In negozio, oltre a Gabriela, lavorano i due figli, Pietro e Matteo, il marito Michele Marelli e le collaboratrici Alice, Marta, Enrica e Veronica.
«Entrambi hanno frequentato la scuola alberghiera, Pietro sta in laboratorio, e ha lavorato in passato alla Tana d’Orso e al Panorama Golf, mentre Matteo si divide tra il negozio e la pasticceria. Le specialità più gettonate sono indubbiamente le meringhe con la panna e la crema cotta, ma tengono botta anche il Dolce Varese, i brutti e buoni e adesso il panettone artigianale, che inforniamo settimanalmente. I nostri sono prodotti che vanno consumati subito, il panettone abbiamo incominciato a produrlo soltanto una settimana fa».
Nel corso degli anni i clienti illustri non sono mancati, da Gabriele d’Annunzio, Luigi Cadorna, al conte Caproni, ai giornalisti Luigi Barzini sr. e Luigi Albertini, fino a Liala, Guido Piovene e Guido Morselli, Alfredo Binda, agli attori Gandusio, Ruggeri, Dina Galli, e a Renato Guttuso, che arrivava con la moglie Mimise.
«Per me i clienti sono tutti uguali, da qui passano anche molti turisti, ma per fortuna non mancano i giovani. Varese è cambiata, quando ero adolescente si usava “fare le vasche” in corso Matteotti in ogni giorno della settimana. Ogni gruppetto di amici aveva la sua colonna e alle cinque del pomeriggio ci si ritrovava per chiacchierare. Oggi il corso è affollato soltanto il sabato e i vecchi negozi sono scomparsi», aggiunge Gabriela Ghezzi.
Se molti articoli, come per esempio le fette biscottate, non vengono più prodotti, altri sono acquistati da ditte specializzate: «Quest’anno non abbiamo fatto la vetrina con i fondant, ma vorrei rispettare la tradizione il prossimo anno. Ora li acquistiamo, come del resto le gocce di rosolio di Leone e le violette candite, molto richieste con e senza i marron glacés, che arrivano dalla Francia. Una nostra specialità è la brioche con la marmellata ai petali di rose e albicocca. Produciamo anche pizzette e focacce con uno speciale pane al latte e panini imbottiti», dice Gabriela, figlia di Martino Ghezzi, in gioventù campione italiano di ginnastica artistica.

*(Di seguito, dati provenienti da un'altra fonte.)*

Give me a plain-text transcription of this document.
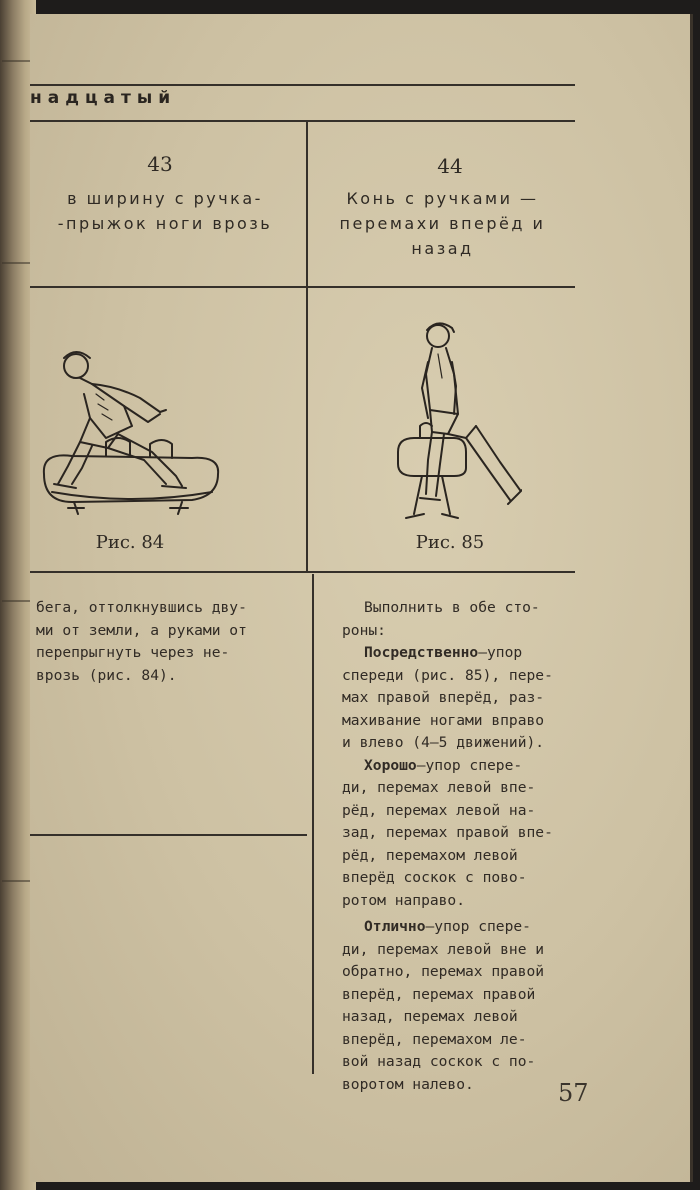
надцатый
43
в ширину с ручка-
-прыжок ноги врозь
44
Конь с ручками —
перемахи вперёд и
назад
Рис. 84	Рис. 85
бега, оттолкнувшись дву-
ми от земли, а руками от
перепрыгнуть через не-
врозь (рис. 84).
Выполнить в обе сто-
роны:
Посредственно—упор
спереди (рис. 85), пере-
мах правой вперёд, раз-
махивание ногами вправо
и влево (4—5 движений).
Хорошо—упор спере-
ди, перемах левой впе-
рёд, перемах левой на-
зад, перемах правой впе-
рёд, перемахом левой
вперёд соскок с пово-
ротом направо.
Отлично—упор спере-
ди, перемах левой вне и
обратно, перемах правой
вперёд, перемах правой
назад, перемах левой
вперёд, перемахом ле-
вой назад соскок с по-
воротом налево.	57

Mentre stiamo fotografando il locale, arriva la signora Maria Caterina Cerovaz, 83 anni, la moglie di Martino Ghezzi e madre di Gabriela, che ha trascorso 50 anni in negozio trasmettendo ai nipoti anche l’arte di impacchettare i dolci. L’ultimo ricordo è suo: «Sono istriana d’origine, e in palestra incontrai il mio futuro marito, che si allenava nella squadra pre olimpica. Ci sposammo nel 1965. Di notte salivamo in laboratorio e sbucciavamo le castagne che sarebbero diventate marron glacés. Da noi passava tutta la noblesse milanese, allora c’erano più rispetto ed eleganza».